St. Joe’s Tavern at Ten

Where Everybody Knew Your Name

Sometimes my parish priest starts mass by asking us to look around and introduce ourselves to one or two people we don’t know. The exchanges that follow are awkward and brief—a little forced, like when you went to the family reunion as a kid and your mom made you kiss some old auntie you’d never seen before.

But someone has to help us get to know one another. We aren’t doing a great job of it on our own. I’ve been to a few churches like this now, where people hurry out the door as soon as the last song ends, where the people you see every Sunday remain strangers.

The tavern at ten
It’s nice to have real friends at church. I used to have some—friends whose homes I visited, who brought me flowers when I was in the hospital, who came to my wedding.

That was back in my wild university days, when I was a devoted fan of the St. Joseph’s College chapel ten p.m. mass. At St. Joe’s the people I saw every Sunday, even when they weren’t personal friends of mine, were never strangers.

Mass had that neighborhood bar feeling, or like that neighborhood bar on TV anyway, Cheers, “where everybody knows your name.” It was kind of like that—a building full of people who made for wonderful companions on the journey.

St. Joe’s was a unique place. The community feeling doesn’t come so easily in parishes with bigger, more diverse congregations…

Student survivors
At St. Joe’s I learned what a treasure good spiritual companions are. The ten p.m. mass kept me going through the worst of my life as a student. I always looked forward to the pewlessness, the enthusiastic, genuinely joyful choir, the priests who stepped into the midst of us to deliver homilies that I actually listened to, and who often came along with us to Tim Hortons for donuts afterwards.

At St. Joe’s, most of the people who sat on the floor around me were students, away from home, most of us happily discovering together that being Catholic really was a good thing.

The cushiony pews of home
Those magical St. Joe’s days were fleeting, of course. I met my husband there, got married there, had my first baby baptized there. After that we moved across the city and started attending a church close to our new home. It was freshly built, massive, filled with cushiony pews and young families.

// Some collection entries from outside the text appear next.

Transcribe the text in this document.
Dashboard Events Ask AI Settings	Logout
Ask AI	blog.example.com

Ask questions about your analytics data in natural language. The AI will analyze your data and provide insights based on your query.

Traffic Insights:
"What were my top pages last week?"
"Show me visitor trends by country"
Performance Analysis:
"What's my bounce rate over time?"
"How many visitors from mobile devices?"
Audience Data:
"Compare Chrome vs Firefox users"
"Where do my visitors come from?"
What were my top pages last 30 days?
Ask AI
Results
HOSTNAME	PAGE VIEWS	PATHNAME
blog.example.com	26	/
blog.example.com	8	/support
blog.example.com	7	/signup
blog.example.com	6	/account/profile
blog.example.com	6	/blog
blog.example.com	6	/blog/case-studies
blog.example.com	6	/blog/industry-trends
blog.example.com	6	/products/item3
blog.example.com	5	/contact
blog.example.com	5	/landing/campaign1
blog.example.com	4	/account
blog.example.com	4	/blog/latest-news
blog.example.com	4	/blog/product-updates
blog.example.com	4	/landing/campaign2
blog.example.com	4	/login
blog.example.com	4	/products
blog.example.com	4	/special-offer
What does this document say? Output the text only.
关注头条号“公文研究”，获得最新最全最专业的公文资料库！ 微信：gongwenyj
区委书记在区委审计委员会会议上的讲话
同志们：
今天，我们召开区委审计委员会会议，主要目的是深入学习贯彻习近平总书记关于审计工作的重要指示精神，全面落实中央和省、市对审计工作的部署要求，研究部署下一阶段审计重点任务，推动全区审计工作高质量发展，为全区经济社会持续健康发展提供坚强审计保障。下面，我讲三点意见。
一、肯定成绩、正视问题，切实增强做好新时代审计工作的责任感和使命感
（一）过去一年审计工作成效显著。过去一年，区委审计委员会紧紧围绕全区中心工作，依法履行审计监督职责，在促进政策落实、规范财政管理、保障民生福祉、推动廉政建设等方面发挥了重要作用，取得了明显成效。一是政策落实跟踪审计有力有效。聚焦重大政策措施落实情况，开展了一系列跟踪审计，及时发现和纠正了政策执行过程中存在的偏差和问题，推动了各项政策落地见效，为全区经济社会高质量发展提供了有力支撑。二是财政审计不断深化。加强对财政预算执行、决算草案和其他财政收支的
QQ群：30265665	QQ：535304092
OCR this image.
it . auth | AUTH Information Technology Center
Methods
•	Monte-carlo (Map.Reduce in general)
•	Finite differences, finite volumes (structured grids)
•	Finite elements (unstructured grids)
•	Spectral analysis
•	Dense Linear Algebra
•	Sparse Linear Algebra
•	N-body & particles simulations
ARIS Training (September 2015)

We saw the same nice people week after week but never came to know anyone by name. Another move has taken us to another church, and I don’t want the same thing to happen.

Spotting Father from the bleachers
At St. Joe’s I learned how spiritually sustaining a strong sense of church community can be. But St. Joe’s was a unique place. The community feeling doesn’t come so easily in parishes with bigger, more diverse congregations, where pews are mandatory and choirs take themselves too seriously, and you can’t even see the priest from your place way in the back.

It’s not like I can’t make friends, though, or feel a bond with my newest companions on the journey. It will just take more effort, choosing to remember the names of the strangers around me, not making a beeline for the exit every Sunday.

And I feel a responsibility to do it, now that I know what I’m missing.